Upon visiting the page, we find that we are logged in as a guest. The site mentions an SSO cookie, which is claimed to be secured using military-grade encryption.

We find the cookie as follows:

In the source code, we discover a comment stating that .bak files still need to be removed. Additionally, the word crypt is emphasized in bold.

We intercept a request to the index page using Burp and test if index.php can be accessed directly. The request is successful, and we receive the index page.

By requesting index.php.bak, we retrieve the source code of the index page, including the logic for generating the SSO cookie. Unfortunately, config.php is not available as a backup; otherwise, we might have gained access to the encryption key.

If the secure_cookie is not set, it is generated by generate_cookie(). The cookie follows the structure:

user:UserAgent:ENC_SECRET_KEY

This means we have control over the User-Agent parameter, but we'll explore that later.

The generate_cookie() function first calls generatesalt(), which creates a random 2-byte salt using an alphanumeric character set. This salt, along with the cookie string, is then passed to the make_secure_cookie function.

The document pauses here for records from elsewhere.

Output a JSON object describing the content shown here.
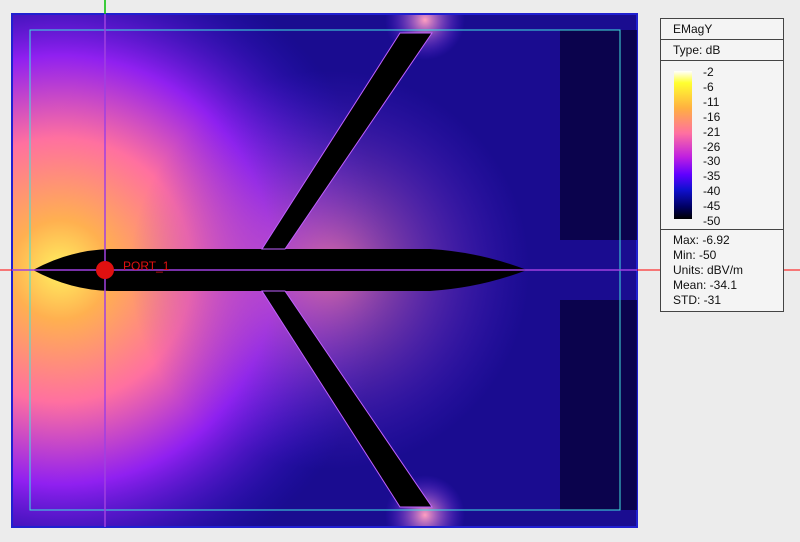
{
  "legend": {
    "title": "EMagY",
    "type": "Type: dB",
    "ticks": [
      "-2",
      "-6",
      "-11",
      "-16",
      "-21",
      "-26",
      "-30",
      "-35",
      "-40",
      "-45",
      "-50"
    ],
    "stats": [
      "Max: -6.92",
      "Min: -50",
      "Units: dBV/m",
      "Mean: -34.1",
      "STD: -31"
    ]
  },
  "port": {
    "label": "PORT_1",
    "color": "#e01010"
  },
  "colors": {
    "border": "#2020d0",
    "inner_box": "#40e0e0",
    "crosshair": "#a040e0",
    "axis_red": "#ff0000",
    "axis_green": "#00c000"
  }
}
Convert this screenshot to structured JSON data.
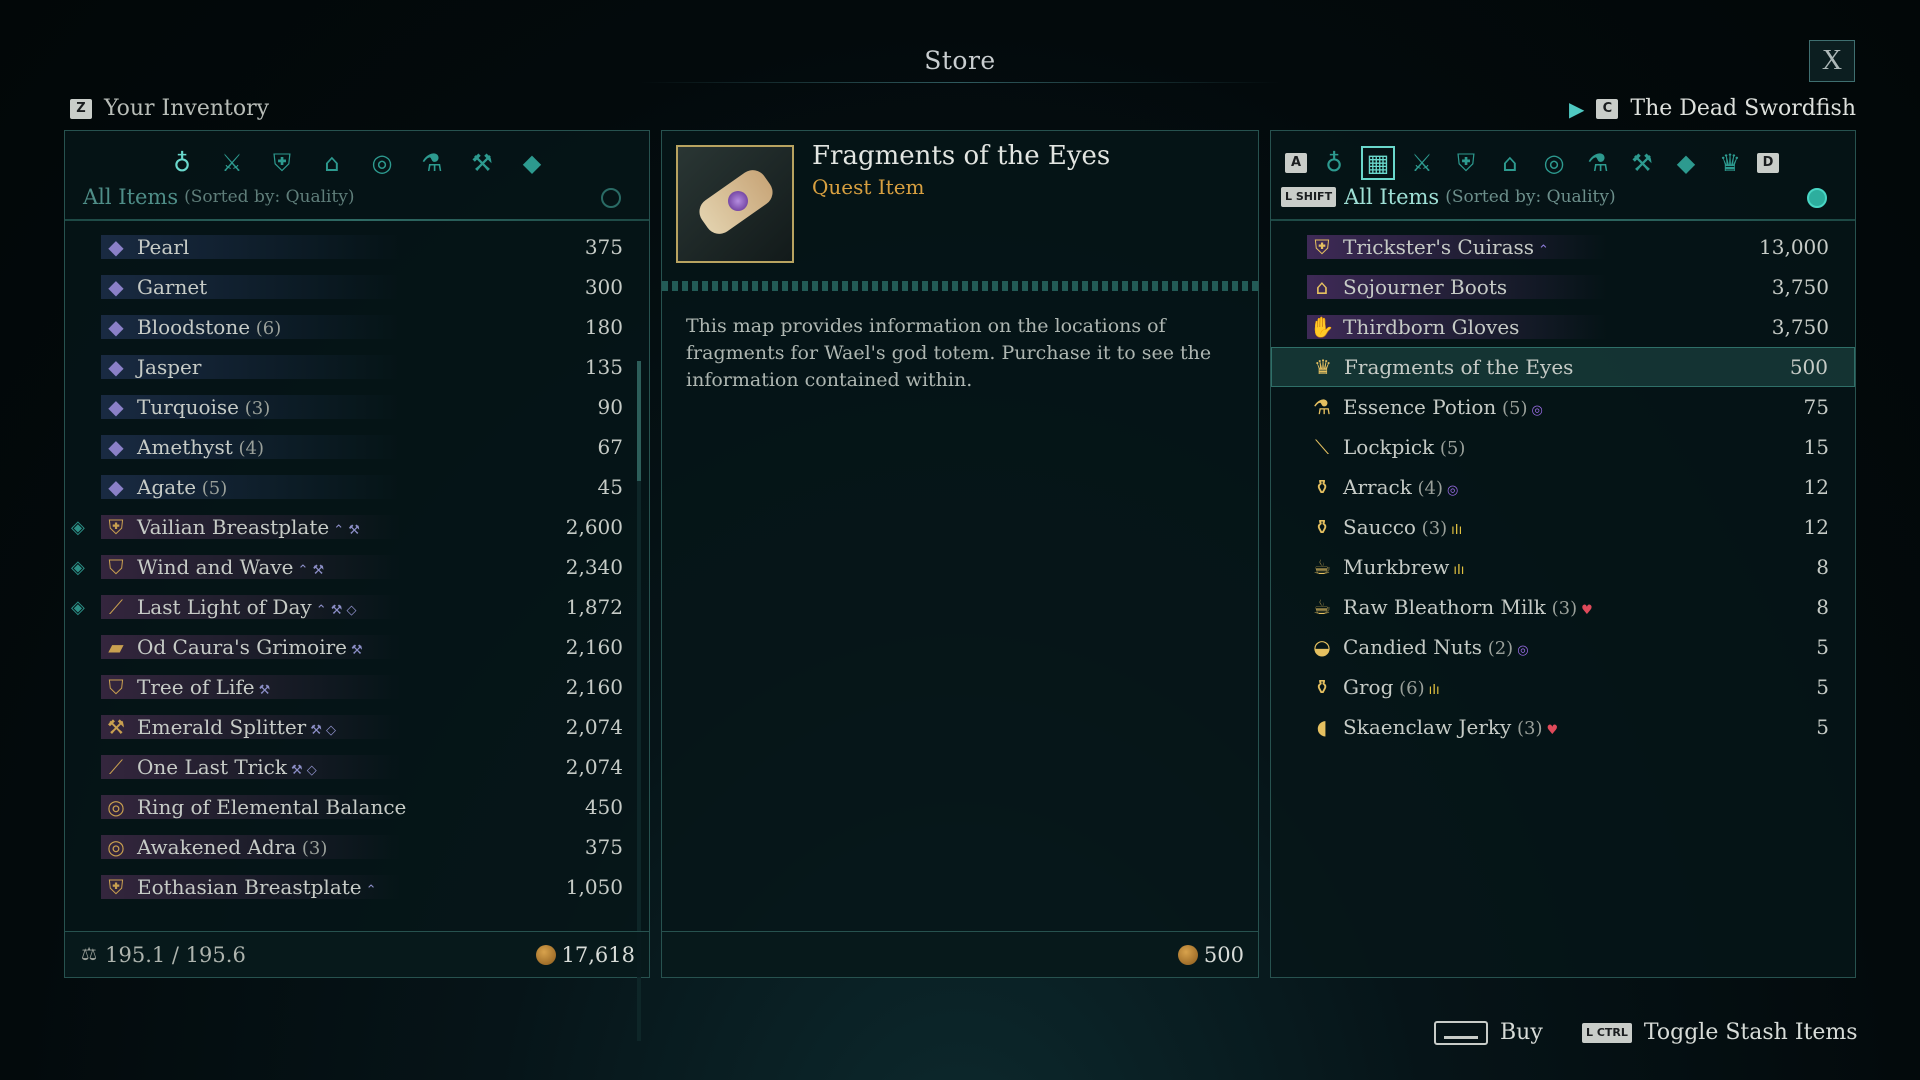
{
  "title": "Store",
  "close_label": "X",
  "inventory": {
    "key": "Z",
    "label": "Your Inventory",
    "category_icons": [
      "bag-icon",
      "swords-icon",
      "armor-icon",
      "boots-icon",
      "ring-icon",
      "potion-icon",
      "anvil-icon",
      "gem-icon"
    ],
    "filter_label": "All Items",
    "sort_label": "(Sorted by: Quality)",
    "items": [
      {
        "name": "Pearl",
        "qty": "",
        "price": "375",
        "icon": "gem",
        "mark": "",
        "tags": "",
        "color": "#8b80c8"
      },
      {
        "name": "Garnet",
        "qty": "",
        "price": "300",
        "icon": "gem",
        "mark": "",
        "tags": "",
        "color": "#8b80c8"
      },
      {
        "name": "Bloodstone",
        "qty": "(6)",
        "price": "180",
        "icon": "gem",
        "mark": "",
        "tags": "",
        "color": "#8b80c8"
      },
      {
        "name": "Jasper",
        "qty": "",
        "price": "135",
        "icon": "gem",
        "mark": "",
        "tags": "",
        "color": "#8b80c8"
      },
      {
        "name": "Turquoise",
        "qty": "(3)",
        "price": "90",
        "icon": "gem",
        "mark": "",
        "tags": "",
        "color": "#8b80c8"
      },
      {
        "name": "Amethyst",
        "qty": "(4)",
        "price": "67",
        "icon": "gem",
        "mark": "",
        "tags": "",
        "color": "#8b80c8"
      },
      {
        "name": "Agate",
        "qty": "(5)",
        "price": "45",
        "icon": "gem",
        "mark": "",
        "tags": "",
        "color": "#8b80c8"
      },
      {
        "name": "Vailian Breastplate",
        "qty": "",
        "price": "2,600",
        "icon": "armor",
        "mark": "◈",
        "tags": "⌃ ⚒",
        "color": "#c9a050"
      },
      {
        "name": "Wind and Wave",
        "qty": "",
        "price": "2,340",
        "icon": "shield",
        "mark": "◈",
        "tags": "⌃ ⚒",
        "color": "#c9a050"
      },
      {
        "name": "Last Light of Day",
        "qty": "",
        "price": "1,872",
        "icon": "sword",
        "mark": "◈",
        "tags": "⌃ ⚒ ◇",
        "color": "#c9a050"
      },
      {
        "name": "Od Caura's Grimoire",
        "qty": "",
        "price": "2,160",
        "icon": "book",
        "mark": "",
        "tags": "⚒",
        "color": "#c9a050"
      },
      {
        "name": "Tree of Life",
        "qty": "",
        "price": "2,160",
        "icon": "shield",
        "mark": "",
        "tags": "⚒",
        "color": "#c9a050"
      },
      {
        "name": "Emerald Splitter",
        "qty": "",
        "price": "2,074",
        "icon": "axe",
        "mark": "",
        "tags": "⚒ ◇",
        "color": "#c9a050"
      },
      {
        "name": "One Last Trick",
        "qty": "",
        "price": "2,074",
        "icon": "sword",
        "mark": "",
        "tags": "⚒ ◇",
        "color": "#c9a050"
      },
      {
        "name": "Ring of Elemental Balance",
        "qty": "",
        "price": "450",
        "icon": "ring",
        "mark": "",
        "tags": "",
        "color": "#c9a050"
      },
      {
        "name": "Awakened Adra",
        "qty": "(3)",
        "price": "375",
        "icon": "ring",
        "mark": "",
        "tags": "",
        "color": "#c9a050"
      },
      {
        "name": "Eothasian Breastplate",
        "qty": "",
        "price": "1,050",
        "icon": "armor",
        "mark": "",
        "tags": "⌃",
        "color": "#c9a050"
      }
    ],
    "weight": "195.1 / 195.6",
    "money": "17,618"
  },
  "detail": {
    "name": "Fragments of the Eyes",
    "type": "Quest Item",
    "description": "This map provides information on the locations of fragments for Wael's god totem. Purchase it to see the information contained within.",
    "price": "500"
  },
  "merchant": {
    "key": "C",
    "name": "The Dead Swordfish",
    "key_left": "A",
    "key_right": "D",
    "shift_key": "L SHIFT",
    "category_icons": [
      "bag-icon",
      "crate-icon",
      "swords-icon",
      "armor-icon",
      "boots-icon",
      "ring-icon",
      "potion-icon",
      "anvil-icon",
      "gem-icon",
      "crown-icon"
    ],
    "filter_label": "All Items",
    "sort_label": "(Sorted by: Quality)",
    "selected_index": 3,
    "items": [
      {
        "name": "Trickster's Cuirass",
        "qty": "",
        "price": "13,000",
        "icon": "armor",
        "tags": "⌃",
        "tagcolor": "#8d7bd8"
      },
      {
        "name": "Sojourner Boots",
        "qty": "",
        "price": "3,750",
        "icon": "boots",
        "tags": "",
        "tagcolor": "#8d7bd8"
      },
      {
        "name": "Thirdborn Gloves",
        "qty": "",
        "price": "3,750",
        "icon": "gloves",
        "tags": "",
        "tagcolor": "#8d7bd8"
      },
      {
        "name": "Fragments of the Eyes",
        "qty": "",
        "price": "500",
        "icon": "crown",
        "tags": "",
        "tagcolor": "#8d7bd8"
      },
      {
        "name": "Essence Potion",
        "qty": "(5)",
        "price": "75",
        "icon": "potion",
        "tags": "◎",
        "tagcolor": "#9a6ce6"
      },
      {
        "name": "Lockpick",
        "qty": "(5)",
        "price": "15",
        "icon": "pick",
        "tags": "",
        "tagcolor": "#8d7bd8"
      },
      {
        "name": "Arrack",
        "qty": "(4)",
        "price": "12",
        "icon": "bottle",
        "tags": "◎",
        "tagcolor": "#9a6ce6"
      },
      {
        "name": "Saucco",
        "qty": "(3)",
        "price": "12",
        "icon": "bottle",
        "tags": "ıIı",
        "tagcolor": "#e0c040"
      },
      {
        "name": "Murkbrew",
        "qty": "",
        "price": "8",
        "icon": "cup",
        "tags": "ıIı",
        "tagcolor": "#e0c040"
      },
      {
        "name": "Raw Bleathorn Milk",
        "qty": "(3)",
        "price": "8",
        "icon": "cup",
        "tags": "♥",
        "tagcolor": "#e04a5a"
      },
      {
        "name": "Candied Nuts",
        "qty": "(2)",
        "price": "5",
        "icon": "bowl",
        "tags": "◎",
        "tagcolor": "#9a6ce6"
      },
      {
        "name": "Grog",
        "qty": "(6)",
        "price": "5",
        "icon": "bottle",
        "tags": "ıIı",
        "tagcolor": "#e0c040"
      },
      {
        "name": "Skaenclaw Jerky",
        "qty": "(3)",
        "price": "5",
        "icon": "meat",
        "tags": "♥",
        "tagcolor": "#e04a5a"
      }
    ]
  },
  "hints": {
    "buy_label": "Buy",
    "toggle_key": "L CTRL",
    "toggle_label": "Toggle Stash Items"
  }
}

The make_secure_cookie() function applies the crypt() function to the provided cookie string in chunks of 8 characters, including the generated salt.

The verification process extracts the salt from the first two characters of the stored cookie using:

This extracted salt is then used to regenerate the secure cookie, which is compared against the provided one to verify its validity.

Once a valid cookie is verified, access is granted or denied based on the username. The username is determined by the user cookie. If the username is set to admin, a flag is displayed.

Initial Access

Since we can extract the salt from the hash and know that the crypt() function operates on 8-character chunks of the cookie string, impersonating the admin user becomes straightforward.

To do this:

  1. Extract the salt from the existing secure_cookie.

  2. Compute the hash of admin: using the same salt.

  3. Replace the first hashed chunk of the cookie with this new hash.

  4. Set the user cookie to admin.

This allows us to bypass authentication and access the flag.

Next, we replace the secure_cookie with our forged one and set the user cookie to admin. After reloading the page, we successfully log in as admin and retrieve the first flag.

Obtaining The Encryption Key

To extract the secret key, we take advantage of our control over the User-Agent and the fact that the hash operates in 8-character chunks.

Problem with Bruteforcing the Entire Key

  • The full brute-force approach would require 65⁸ permutations per chunk, which is infeasible.

  • Instead, we reduce the unknown portion to a single byte at a time.

Exploiting Controlled Input

  1. Since we control User-Agent, we craft a cookie string where we already know 7 out of 8 bytes in a chunk.

  2. We then brute-force the remaining single byte until we find a match in the generated secure_cookie.

  3. When the resulting hash appears in the secure_cookie, we know that the unknown byte is part of the secret key.

Step-by-Step Process

  1. Craft the attack string using User-Agent padding:

    • Example: guest:AAAAAAAAAA:_

    • Chunk A: guest:AA (first 8-character block)

    • Chunk B: AAAAAA:_ (7 known bytes + 1 unknown character from the key)

  2. Brute-force the unknown character:

    • Generate hashes for all possible last bytes (_ in Chunk B).

    • When a hash matches the corresponding chunk in the cookie, we recover that byte of the key.

  3. Iterate and reduce padding:

    • Use the previously found characters to refine the attack.

    • Slowly reveal the entire key by repeating the process with adjusted padding.

By continuously reducing the padding and updating our test string, we fully recover the secret key.

Unfortunately, the script crashes after running for some time.

Since we know the length of the leaked string and have the last 8 characters, we modify our script to resume from that point.

We combine both extracted parts, reconstructing the full key, and retrieve the final flag.